Biofortification is a process that entails enhancing the nutritional quality of fruits and vegetables through the introduction of essential micronutrients [1], and it can be achieved using various methods, including conventional breeding, genetic engineering, and agronomic practices [2]. Moreover, non-essential but beneficial elements can also be interesting targets of agronomic biofortification. One of these is silicon (Si), due to its beneficial effects on human health [3] and its role in biotic and abiotic stress tolerance and plant physiology [4,5]. According to essentiality criteria for mineral elements [6], Si has not been accepted as an essential element for plants, with few exceptions, such as horsetail [7,8]. However, Si can be considered an ‘agronomically essential’ element that could improve the yields and quality of several crops [9,10]. Studies have shown that Si can have beneficial effects on plant health, disease resistance, and nutrient uptake [11,12,13]. Si supplementation is also proven to potentially benefit species that are known to be low accumulators or Si excluders, such as the tomato [14,15]. Although the tomato species has been considered a typical Si excluder [13], recent studies have revealed the genotypic-dependent accumulation of Si in some tomato tissues, leading to a potentiality for tomato biofortification with Si [16,17]. The scientific literature reports that Si-fed tomato plants can improve the tolerance to salinity [18,19,20,21], water stresses [22,23], and some pathogens [24,25]. In addition, it can play a role in balancing other minerals for plant nutrition and phytotoxicity [26,27]. The ability of different plant species to accumulate Si varies significantly, ranging from 0.1 to 10% of the plant dry weight [28,29]. This is partially attributed to differences in the presence, density, and distribution of the Si protein transportation system, from the environment to roots and from roots to other tissues [29,30]. Silicon accumulation is more commonly observed in monocotyledonous plants, although it is not exclusive to them [31,32]. Certain plant families, such as Poaceae, Equisetaceae, and Cyperaceae, exhibit high Si accumulation, with Si comprising around 4% of their dry weight [33]. The Cucurbitaceae and Commelinaceae families show intermediate Si accumulation, ranging from 2 to 4% of Si. In contrast, most other plant species, such as the tomato, demonstrate poor Si accumulation [32,33].

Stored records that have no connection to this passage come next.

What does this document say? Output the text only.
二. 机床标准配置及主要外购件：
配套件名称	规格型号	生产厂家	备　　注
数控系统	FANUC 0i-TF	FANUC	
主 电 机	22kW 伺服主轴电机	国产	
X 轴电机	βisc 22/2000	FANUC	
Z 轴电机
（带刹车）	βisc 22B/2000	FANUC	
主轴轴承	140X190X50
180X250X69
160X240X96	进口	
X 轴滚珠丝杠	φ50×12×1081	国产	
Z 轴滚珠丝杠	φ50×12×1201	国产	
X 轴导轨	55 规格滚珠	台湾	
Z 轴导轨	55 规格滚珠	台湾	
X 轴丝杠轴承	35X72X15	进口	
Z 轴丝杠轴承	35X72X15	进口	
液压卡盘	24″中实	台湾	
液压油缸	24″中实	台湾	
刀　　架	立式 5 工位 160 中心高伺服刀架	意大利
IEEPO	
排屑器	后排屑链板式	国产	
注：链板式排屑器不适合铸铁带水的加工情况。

The Cucurbitaceae family, which includes vegetable crops like the cucumber (Cucumis sativus L.), zucchini (Cucurbita pepo L.), and melon (C. melo), are known to accumulate Si to a greater extent compared to other dicotyledonous crops. In addition, this family, and particularly cucumber, has been studied as a model for Si transporters in dicots [34], and great attention has been given to the positive effect of Si on abiotic stresses and combating powdery mildew in cucumber crops [35,36,37,38,39,40]. For example, the study conducted by Liang et al. [41] investigated the effects of Si biofortification on cucumber plants. The researchers found that Si supplementation significantly increased Si concentration in cucumber fruits and enhanced their resistance to powdery mildew, a common fungal disease.

Local varieties of cucurbits can also benefit from Si. The Mediterranean melon landrace Carosello is typically grown in the Puglia region (Southern Italy), and its fruits are picked and consumed while still unripe, as an alternative to cucumbers due to their quality [42,43]. Although Carosello is generally cultivated using traditional techniques, A significant interest in soilless cultivation has been recently growing among local farmers, due to the growing demand from consumers and encouraging research results on the application of soilless systems [42,43]. Furthermore, by reason of the long period of continuous progressive harvesting and the lack of specific registered chemical ingredients, the management of the key disease cucumber powdery mildew is critical. Carosello was successfully enriched by Si, and its accumulation in leaves reduced the incidence of powdery mildew and improved fruit yield [40]. The beneficial effect of Si on powdery mildew and other fungal pathogens is also reported for other melon varieties [44,45,46,47].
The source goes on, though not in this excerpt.